According to the IMIM-Hospital del Mar researcher Miquel Porta, this is the first prospective study in the world on the influence of some chemical contaminants on the risk of SARS-CoV-2 infection and its results may partly explain the large differences in immune and clinical responses to infection.
The study, published in the journal Environmental Research, has analyzed data obtained before the pandemic on the blood levels of contaminants in healthy people and sought to answer the question of why, under exposure conditions similar to the virus, some people become infected and others no, and why some develop the disease and others do not.
“What the study observes is that some of these contaminants increase the risk of being HIV-positive and of having the disease,” said Porta, one of the study’s lead authors.
Other studies had already determined that there are factors that influence these differences between people, such as the diseases that a person already suffered from (the more comorbidity, the greater the risk of COVID-19), smoking, age, educational level, the density of people in a home or exposure to the virus on public transport or at work.

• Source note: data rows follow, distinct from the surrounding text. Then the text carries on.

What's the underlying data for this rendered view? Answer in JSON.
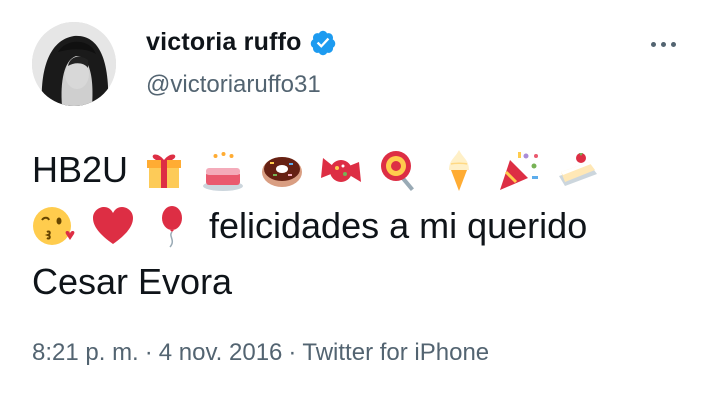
{
  "tweet": {
    "display_name": "victoria ruffo",
    "handle": "@victoriaruffo31",
    "verified": true,
    "text_line1_word": "HB2U",
    "text_line2_words": "felicidades a mi querido",
    "text_line3": "Cesar Evora",
    "emojis_line1": [
      "gift",
      "birthday-cake",
      "doughnut",
      "wrapped-candy",
      "lollipop",
      "soft-ice-cream",
      "party-popper",
      "shortcake"
    ],
    "emojis_line2": [
      "face-blowing-kiss",
      "red-heart",
      "balloon"
    ],
    "time": "8:21 p. m.",
    "date": "4 nov. 2016",
    "source": "Twitter for iPhone",
    "separator": "·"
  },
  "colors": {
    "text": "#0f1419",
    "secondary": "#536471",
    "verified_badge": "#1d9bf0"
  }
}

The researchers had frozen blood samples from 154 healthy people from the general population of Barcelona obtained in 2016 and have linked the levels of contaminants in these people with the frequency of SARS-CoV-2 infection and the incidence of COVID-19. during 2020-2021 in the same people.
Thus, they have observed that in cases with higher blood levels of some contaminants the risk of infection and development of the disease was greater, and they have identified DDD and DDE, derivatives of the DDT insecticide, as those responsible for the greatest risk, as well as lead, thallium, ruthenium, tantalum -also known as tantalum-, benzo(b)fluoranthene and manganese.

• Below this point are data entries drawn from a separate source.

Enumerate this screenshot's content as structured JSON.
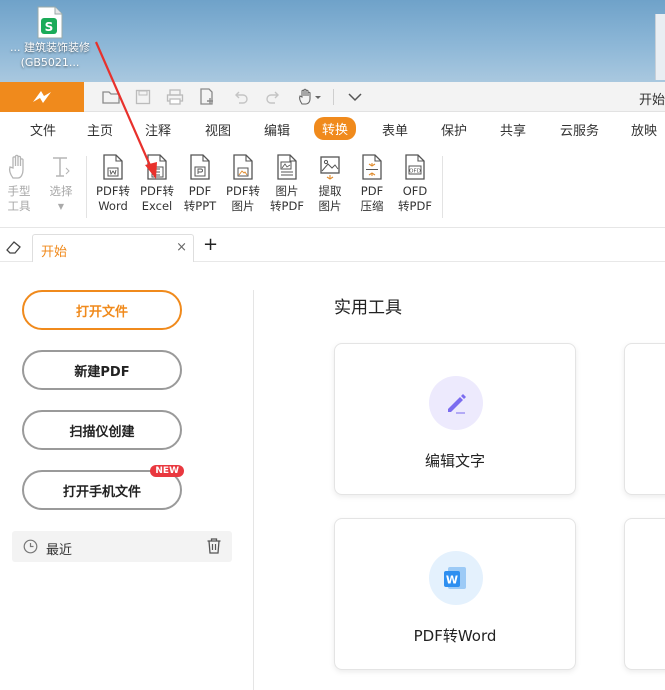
{
  "desktop": {
    "icon_label_line1": "建筑装饰装修",
    "icon_label_line2": "(GB5021...",
    "left_truncated": "..."
  },
  "titlebar": {
    "right_text": "开始"
  },
  "menu": {
    "items": [
      "文件",
      "主页",
      "注释",
      "视图",
      "编辑",
      "转换",
      "表单",
      "保护",
      "共享",
      "云服务",
      "放映"
    ],
    "active": "转换"
  },
  "toolbar": {
    "tools": [
      {
        "line1": "手型",
        "line2": "工具",
        "icon": "hand-icon",
        "disabled": true
      },
      {
        "line1": "选择",
        "line2": "",
        "icon": "text-select-icon",
        "disabled": true
      },
      {
        "line1": "PDF转",
        "line2": "Word",
        "icon": "pdf-to-word-icon"
      },
      {
        "line1": "PDF转",
        "line2": "Excel",
        "icon": "pdf-to-excel-icon"
      },
      {
        "line1": "PDF",
        "line2": "转PPT",
        "icon": "pdf-to-ppt-icon"
      },
      {
        "line1": "PDF转",
        "line2": "图片",
        "icon": "pdf-to-image-icon"
      },
      {
        "line1": "图片",
        "line2": "转PDF",
        "icon": "image-to-pdf-icon"
      },
      {
        "line1": "提取",
        "line2": "图片",
        "icon": "extract-image-icon"
      },
      {
        "line1": "PDF",
        "line2": "压缩",
        "icon": "pdf-compress-icon"
      },
      {
        "line1": "OFD",
        "line2": "转PDF",
        "icon": "ofd-to-pdf-icon"
      }
    ]
  },
  "tabs": {
    "doc_tab": "开始",
    "close": "×",
    "add": "+"
  },
  "left": {
    "open_file": "打开文件",
    "new_pdf": "新建PDF",
    "scanner": "扫描仪创建",
    "open_phone": "打开手机文件",
    "new_badge": "NEW",
    "recent": "最近"
  },
  "right": {
    "section_title": "实用工具",
    "cards": [
      {
        "label": "编辑文字",
        "icon": "edit-text-icon",
        "color": "#7b6cf0"
      },
      {
        "label": "PDF转Word",
        "icon": "word-icon",
        "color": "#2e8ff0"
      }
    ]
  },
  "colors": {
    "accent": "#f08a1c",
    "badge": "#e9383f"
  }
}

The risk of infection was greater the higher the blood levels of thallium, ruthenium, lead and gold, while it was lower the higher the concentrations of iron and selenium.

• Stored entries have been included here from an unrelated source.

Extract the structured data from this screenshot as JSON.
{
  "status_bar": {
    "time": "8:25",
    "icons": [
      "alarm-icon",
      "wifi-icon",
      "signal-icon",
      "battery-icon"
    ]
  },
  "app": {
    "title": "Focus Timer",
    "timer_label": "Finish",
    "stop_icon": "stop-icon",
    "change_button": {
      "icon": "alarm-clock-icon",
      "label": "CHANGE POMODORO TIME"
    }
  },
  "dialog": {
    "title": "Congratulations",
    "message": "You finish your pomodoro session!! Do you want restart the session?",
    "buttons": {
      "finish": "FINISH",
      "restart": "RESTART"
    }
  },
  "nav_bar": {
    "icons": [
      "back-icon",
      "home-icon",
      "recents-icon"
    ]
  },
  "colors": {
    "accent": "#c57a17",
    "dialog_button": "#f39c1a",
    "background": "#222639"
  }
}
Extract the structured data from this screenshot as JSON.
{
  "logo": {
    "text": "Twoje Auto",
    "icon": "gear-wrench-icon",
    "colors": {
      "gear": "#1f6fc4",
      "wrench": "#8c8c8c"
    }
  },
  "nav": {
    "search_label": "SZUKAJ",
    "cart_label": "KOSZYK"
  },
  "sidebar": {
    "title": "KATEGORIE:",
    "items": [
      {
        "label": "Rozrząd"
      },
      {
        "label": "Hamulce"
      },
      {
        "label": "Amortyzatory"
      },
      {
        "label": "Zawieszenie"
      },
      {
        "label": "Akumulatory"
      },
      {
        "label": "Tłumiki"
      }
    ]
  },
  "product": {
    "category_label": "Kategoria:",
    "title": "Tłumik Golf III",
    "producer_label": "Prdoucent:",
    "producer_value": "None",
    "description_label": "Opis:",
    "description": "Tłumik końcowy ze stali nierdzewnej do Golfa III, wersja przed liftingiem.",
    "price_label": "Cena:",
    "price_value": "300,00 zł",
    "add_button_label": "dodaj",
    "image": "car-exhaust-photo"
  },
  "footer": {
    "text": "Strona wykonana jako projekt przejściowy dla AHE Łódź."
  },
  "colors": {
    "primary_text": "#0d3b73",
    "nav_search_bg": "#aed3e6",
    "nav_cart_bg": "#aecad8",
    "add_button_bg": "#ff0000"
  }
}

“An also very relevant finding of the study is that it identifies mixtures of up to five substances from various chemical groups that increase the aforementioned risks,” added Gemma Moncunill, a researcher at ISGlobal, a center promoted by the La Caixa Foundation, and also author of the study.
The researchers believe these results have “considerable scientific and societal relevance,” offering the first prospective, healthy general population-based evidence of a possible link between personal concentrations of some contaminants and SARS-CoV-2 infection and infection. COVID-19.
Scientists have remembered that these contaminants reach the human body through multiple routes, such as electronic devices and through their use in feed in intensive farming.
For this reason, the study suggests that “if it is confirmed that the associations found are causal, there are policies to control the corresponding risks.”